Б такие размышления был погружен Парсадан, когда на соседнюю тропку выскочила кабаниха. Парсадана удивило то, что она бежала не очень быстро, трусцой. Он старательно прицелился и только собирался спустить курок, как заметил поросят, с визгом следовавших за перепуганной маткой.
«Она потому так медленно бежит, что боится поросят растерять», – мелькнуло в голове у Парсадана, и он с приглушенным шиканьем махнул пищалью, чтобы спугнуть кабаниху с тропы, ведущей к другим засадам.
Уловка его удалась.
Только скрылась кабаниха, как послышался стук копыт и показался Луарсаб на своей Тетре, продирающейся сквозь густые заросли.
Парсадан невольно спрятался за стволом осины.
Прогремел выстрел, сопровождаемый истошным визгом раненого кабанчика. Вслед за первым раздалось еще два выстрела. Тетра наконец выбралась из зарослей, и Парсадан из своего укрытия разглядел фигуру Луарсаба.
Снова прогремел выстрел – в общей суматохе никто не услышал выстрела Парсадана.
Оставшаяся без седока Тетра понеслась в чащу.
Парсадан медленно пошел по тропинке, вернулся в свою засаду, укрепленную бревнами и прикрытую ветками, и стал в ожидании зверя заряжать пищаль.
– Жаль, промахнулся, старость подвела, – проговорил он, чтобы слышал сидевший рядом Роин Павленишвили.
К их засаде кабаны так и не вышли.
Уже смеркалось, когда кто-то поднял тревогу – белый конь царевича, мол, без седока бродит по лесу.
Охота прекратилась… Убитый наповал Луарсаб вскоре был найден.
Смерть его приписали шальной пуле…
···················
…Могила в ограде храма Светицховели еще не была насыпана, когда Ростом отошел в сторону и шепнул своему верному Парсадану Цицишвили:
– У покойного был брат, его, кажется, Вахтангом зовут?
– Вот он, стоит рядом с князем Бараташвили.
– Так я теперь его усыновлю, – произнес вслух свое решение Ростом, – будет он наследником моего престола.
– Все равно его убьют, государь, – незамедлительно вставил помрачневший от злобы Парсадан. – Луарсаба ведь не шальная пуля настигла.
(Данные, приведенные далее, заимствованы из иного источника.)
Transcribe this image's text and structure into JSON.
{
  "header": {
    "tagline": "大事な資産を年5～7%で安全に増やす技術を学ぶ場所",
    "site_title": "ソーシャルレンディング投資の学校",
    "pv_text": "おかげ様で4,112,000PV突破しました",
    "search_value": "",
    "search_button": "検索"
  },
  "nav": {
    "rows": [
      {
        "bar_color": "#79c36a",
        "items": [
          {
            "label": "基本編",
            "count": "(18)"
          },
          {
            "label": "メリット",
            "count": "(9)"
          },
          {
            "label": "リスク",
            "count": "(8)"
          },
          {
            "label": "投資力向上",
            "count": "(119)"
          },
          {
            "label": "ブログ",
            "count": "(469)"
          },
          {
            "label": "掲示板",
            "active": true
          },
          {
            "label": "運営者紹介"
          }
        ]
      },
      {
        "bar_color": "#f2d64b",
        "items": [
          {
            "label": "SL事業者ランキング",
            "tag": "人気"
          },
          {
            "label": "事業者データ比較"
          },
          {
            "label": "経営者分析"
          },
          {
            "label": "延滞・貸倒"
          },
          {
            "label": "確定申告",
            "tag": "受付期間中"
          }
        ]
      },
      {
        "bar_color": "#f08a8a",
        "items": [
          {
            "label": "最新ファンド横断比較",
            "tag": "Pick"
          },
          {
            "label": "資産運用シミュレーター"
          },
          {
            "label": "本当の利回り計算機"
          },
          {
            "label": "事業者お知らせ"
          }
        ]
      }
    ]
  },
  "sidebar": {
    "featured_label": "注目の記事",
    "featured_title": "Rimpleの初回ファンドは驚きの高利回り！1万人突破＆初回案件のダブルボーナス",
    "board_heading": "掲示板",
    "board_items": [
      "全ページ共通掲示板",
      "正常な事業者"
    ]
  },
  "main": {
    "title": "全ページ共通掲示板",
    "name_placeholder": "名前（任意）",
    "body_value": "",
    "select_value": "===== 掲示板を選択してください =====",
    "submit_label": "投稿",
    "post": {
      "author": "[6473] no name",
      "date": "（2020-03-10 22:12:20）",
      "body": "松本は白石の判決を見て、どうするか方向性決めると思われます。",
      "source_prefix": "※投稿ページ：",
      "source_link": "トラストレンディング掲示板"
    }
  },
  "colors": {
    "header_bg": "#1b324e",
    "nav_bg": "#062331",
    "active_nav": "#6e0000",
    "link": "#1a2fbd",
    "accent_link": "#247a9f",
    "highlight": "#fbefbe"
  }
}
– Эх, не все так чистосердечны и правдивы, как ты, мой Парсадан, – сощурил глаза Ростом и велел позвать католикоса, сам же вошел в сторожевую башню крепостной ограды храма Светицховели.
Католикосу, только что отслужившему панихиду по усопшему, доложили о повелении Ростома. Евдемоз сдвинул косматые брови – после дарбази он с Ростомом не встречался. Моментально мелькнула мысль: не подозревает ли он меня в убийстве наследника своего?
Однако первосвященник Картли счел любую проволочку бессмысленной.
Ростом в сторожевой башне беседовал с мцхетским цихистави. Заметив католикоса, беседу прервал и грубо бросил ему в лицо:
– Ну что, сбылось твое заветное желание?
– Мое заветное желание и моя вечная молитва всевышнему – о благоденствии народа и страны моей, государя моего, ибо плох народ без царя и плох царь без народа.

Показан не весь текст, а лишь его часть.